Ele parece chocado, mas não pergunta nada. Se apoia na madeira, atento a todos os meus movimentos. Lavo a blusa em silêncio, e dou graças a deus pelo refrigerante ainda não ter secado na peça. A maioria do pigmento se solta na água, então tiro a camiseta e encho a pia novamente.
Passo mais uma água limpa na peça, tanta do agora tirar o sabão. Torço a camiseta com cuidado, parte por parte. Yoongi não diz uma palavra durante todo o processo.
Abro a peça e estendo para ele.
- Seca balançando. - Indico. Ele ascende e pega, ainda com os olhos brilhando e as mãos menos trêmulas. - Vai demorar pelo menos uma hora, nessa coisinha aí.
- Eu não tenho aula agora...
Confirmo. - Eu tenho.
- Ok...
Ele não diz mais nada, então apenas estendo a mãos e pego minha bolsa, o copo amassado já no lixo.

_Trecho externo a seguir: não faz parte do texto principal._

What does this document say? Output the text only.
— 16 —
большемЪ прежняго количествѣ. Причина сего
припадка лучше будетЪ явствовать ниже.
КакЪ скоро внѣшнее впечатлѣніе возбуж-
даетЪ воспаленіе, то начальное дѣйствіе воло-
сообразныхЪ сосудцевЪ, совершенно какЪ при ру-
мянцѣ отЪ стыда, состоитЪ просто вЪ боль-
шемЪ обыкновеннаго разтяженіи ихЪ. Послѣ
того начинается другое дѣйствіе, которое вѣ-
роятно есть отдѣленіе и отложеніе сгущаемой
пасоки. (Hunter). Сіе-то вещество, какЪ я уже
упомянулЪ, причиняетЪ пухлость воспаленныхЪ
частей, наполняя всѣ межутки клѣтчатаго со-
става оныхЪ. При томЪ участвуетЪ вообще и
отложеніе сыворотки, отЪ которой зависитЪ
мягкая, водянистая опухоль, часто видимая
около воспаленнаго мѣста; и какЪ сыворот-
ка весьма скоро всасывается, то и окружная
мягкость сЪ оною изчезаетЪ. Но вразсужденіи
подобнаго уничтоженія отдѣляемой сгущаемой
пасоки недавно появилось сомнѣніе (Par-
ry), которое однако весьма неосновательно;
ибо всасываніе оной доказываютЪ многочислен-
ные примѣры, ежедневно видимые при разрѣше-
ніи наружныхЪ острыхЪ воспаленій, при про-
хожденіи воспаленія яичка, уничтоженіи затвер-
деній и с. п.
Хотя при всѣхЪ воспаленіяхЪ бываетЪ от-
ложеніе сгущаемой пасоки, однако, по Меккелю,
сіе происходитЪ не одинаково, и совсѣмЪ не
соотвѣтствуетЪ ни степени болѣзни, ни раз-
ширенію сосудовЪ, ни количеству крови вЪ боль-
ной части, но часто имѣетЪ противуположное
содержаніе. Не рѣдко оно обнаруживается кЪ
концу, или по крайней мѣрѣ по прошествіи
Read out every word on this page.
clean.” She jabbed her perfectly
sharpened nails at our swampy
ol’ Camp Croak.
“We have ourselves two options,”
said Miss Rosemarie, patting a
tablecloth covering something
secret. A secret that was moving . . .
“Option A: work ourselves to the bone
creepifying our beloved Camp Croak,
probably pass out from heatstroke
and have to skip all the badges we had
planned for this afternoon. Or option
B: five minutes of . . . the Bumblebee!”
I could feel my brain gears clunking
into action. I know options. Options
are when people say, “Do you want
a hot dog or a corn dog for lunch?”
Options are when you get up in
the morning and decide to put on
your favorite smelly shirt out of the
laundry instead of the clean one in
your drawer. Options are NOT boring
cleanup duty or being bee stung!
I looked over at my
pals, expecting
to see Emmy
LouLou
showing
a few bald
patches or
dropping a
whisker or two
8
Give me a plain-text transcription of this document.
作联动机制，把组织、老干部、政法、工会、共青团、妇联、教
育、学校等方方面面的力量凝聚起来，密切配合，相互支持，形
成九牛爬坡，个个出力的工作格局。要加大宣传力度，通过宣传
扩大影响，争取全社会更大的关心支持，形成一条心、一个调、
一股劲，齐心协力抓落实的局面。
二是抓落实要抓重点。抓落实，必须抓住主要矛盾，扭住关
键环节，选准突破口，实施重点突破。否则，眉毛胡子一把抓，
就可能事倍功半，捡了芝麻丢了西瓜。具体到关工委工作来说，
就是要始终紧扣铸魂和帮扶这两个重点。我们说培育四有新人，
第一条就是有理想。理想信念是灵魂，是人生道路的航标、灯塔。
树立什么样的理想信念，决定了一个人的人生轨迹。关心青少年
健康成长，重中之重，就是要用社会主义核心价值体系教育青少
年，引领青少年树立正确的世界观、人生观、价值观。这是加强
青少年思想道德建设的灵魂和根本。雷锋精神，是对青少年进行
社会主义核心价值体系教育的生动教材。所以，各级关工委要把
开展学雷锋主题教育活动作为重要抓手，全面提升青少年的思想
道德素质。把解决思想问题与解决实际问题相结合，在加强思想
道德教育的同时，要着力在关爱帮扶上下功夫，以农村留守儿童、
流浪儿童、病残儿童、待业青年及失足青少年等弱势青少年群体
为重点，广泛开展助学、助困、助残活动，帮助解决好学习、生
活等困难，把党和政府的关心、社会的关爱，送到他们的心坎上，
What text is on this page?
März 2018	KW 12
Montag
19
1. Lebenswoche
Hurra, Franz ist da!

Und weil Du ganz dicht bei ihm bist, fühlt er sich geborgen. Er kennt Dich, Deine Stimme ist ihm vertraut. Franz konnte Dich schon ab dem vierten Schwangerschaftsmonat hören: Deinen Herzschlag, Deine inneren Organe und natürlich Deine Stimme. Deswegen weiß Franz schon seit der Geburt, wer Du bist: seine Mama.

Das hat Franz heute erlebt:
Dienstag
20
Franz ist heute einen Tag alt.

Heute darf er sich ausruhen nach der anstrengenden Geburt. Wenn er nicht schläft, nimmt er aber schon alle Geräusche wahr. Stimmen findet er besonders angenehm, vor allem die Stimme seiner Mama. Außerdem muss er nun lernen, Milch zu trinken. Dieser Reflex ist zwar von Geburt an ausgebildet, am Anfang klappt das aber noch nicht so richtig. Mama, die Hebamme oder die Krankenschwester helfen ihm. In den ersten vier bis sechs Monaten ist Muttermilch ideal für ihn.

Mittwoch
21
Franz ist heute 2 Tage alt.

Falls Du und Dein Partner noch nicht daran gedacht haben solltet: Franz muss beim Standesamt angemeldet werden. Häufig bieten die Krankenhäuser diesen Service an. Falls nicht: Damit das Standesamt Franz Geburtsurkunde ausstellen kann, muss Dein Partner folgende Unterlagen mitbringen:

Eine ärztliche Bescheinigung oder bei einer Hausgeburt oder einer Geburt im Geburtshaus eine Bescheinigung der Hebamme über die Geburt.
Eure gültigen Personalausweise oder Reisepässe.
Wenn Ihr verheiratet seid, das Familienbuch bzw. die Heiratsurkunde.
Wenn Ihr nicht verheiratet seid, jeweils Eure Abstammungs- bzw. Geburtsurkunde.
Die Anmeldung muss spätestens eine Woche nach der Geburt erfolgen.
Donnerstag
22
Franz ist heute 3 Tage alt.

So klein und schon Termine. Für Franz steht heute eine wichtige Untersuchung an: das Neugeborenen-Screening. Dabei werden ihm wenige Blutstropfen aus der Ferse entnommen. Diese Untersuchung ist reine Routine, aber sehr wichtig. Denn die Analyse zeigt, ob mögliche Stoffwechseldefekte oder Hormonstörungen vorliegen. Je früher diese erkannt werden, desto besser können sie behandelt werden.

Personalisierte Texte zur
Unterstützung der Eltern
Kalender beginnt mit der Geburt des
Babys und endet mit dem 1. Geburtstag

Antes de sair, dou uma última olhada sobre os ombros.
Ele segura a camisa pelos ombros da peça, e um sorriso verdadeiramente aliviado brilha em seus lábios quando ele olha para a o tecido branquinho outra vez (na medida do possível).
Fecho a porta e passo pelo corredor, que já foi limpo a essa altura. Agarro a alça da bolsa e tento conter a vontade de voltar lá e abraçar ele.
Não consigo imaginar que tipo de monstro ele tem em casa se foi capaz de gritar com uma desconhecida desse jeito apenas por medo da reação da mãe.
"Vejamos até onde sua sorte vai, então..."
É, vovó. Minha sorte nem sempre vai longe, mas é, com certeza, bem melhor do que a de alguns.